Finalmente, seria de bom alvitre que as opiniões na Internet e qualquer meio público não se desviasse da isenção e objetividade e consistência lógica e empíricas.
Prestaríamos muito melhor serviço à nação, às pessoas e ao aperfeiçoamento do arcabouço legal – o nosso é o maior do mundo e onde os seus efeitos são menos efetivos.
A opinião de todos é importante em qualquer democracia, desde que se demonstre que nelas acreditamos, por meio da coerência lógica, prática e da conformidade de nossas atitudes.
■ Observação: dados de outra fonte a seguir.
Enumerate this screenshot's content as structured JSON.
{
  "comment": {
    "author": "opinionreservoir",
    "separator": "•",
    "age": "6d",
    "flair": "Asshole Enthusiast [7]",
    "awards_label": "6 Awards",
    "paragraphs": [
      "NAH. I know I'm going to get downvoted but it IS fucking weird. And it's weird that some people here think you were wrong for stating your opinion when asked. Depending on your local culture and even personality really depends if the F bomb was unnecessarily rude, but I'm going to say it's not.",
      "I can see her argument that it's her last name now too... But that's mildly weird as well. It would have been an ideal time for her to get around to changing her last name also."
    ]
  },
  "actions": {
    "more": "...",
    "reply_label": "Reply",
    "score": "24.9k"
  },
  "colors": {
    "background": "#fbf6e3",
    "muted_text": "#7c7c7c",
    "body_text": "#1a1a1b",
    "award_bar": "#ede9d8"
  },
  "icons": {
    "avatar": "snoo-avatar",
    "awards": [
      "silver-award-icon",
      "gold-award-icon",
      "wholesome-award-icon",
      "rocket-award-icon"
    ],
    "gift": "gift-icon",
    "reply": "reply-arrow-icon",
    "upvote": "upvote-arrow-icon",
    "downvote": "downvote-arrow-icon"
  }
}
Vamos ao debate coerente das opiniões, não dos autores, senão muitos “bem feitos” teriam que ser incoerentemente classificados de “mal feitos” e vice-versa.
J Martins
08/03/2017 - 17h38
Pela terminologia utilizada fica nebulosa a isenção da opinião.
Além disso não se consegue distinguir se a critica é ao mérito ou à viabilidade da medida.
Cabe ressaltar que referido assunto já está em discussão aqui no parlamento por mais de 20 anos sem nenhuma decisão. Seria necessário mais 20 ?
E o exemplo do resto do mundo desenvolvido não conta ?
O primeiro passo para a reforma efetiva do ensino é primar pela competência dos professores e gestores do ensino e, principalmente, pela isenção das críticas, requisito indispensável à objetividade e sabedoria das opiniões.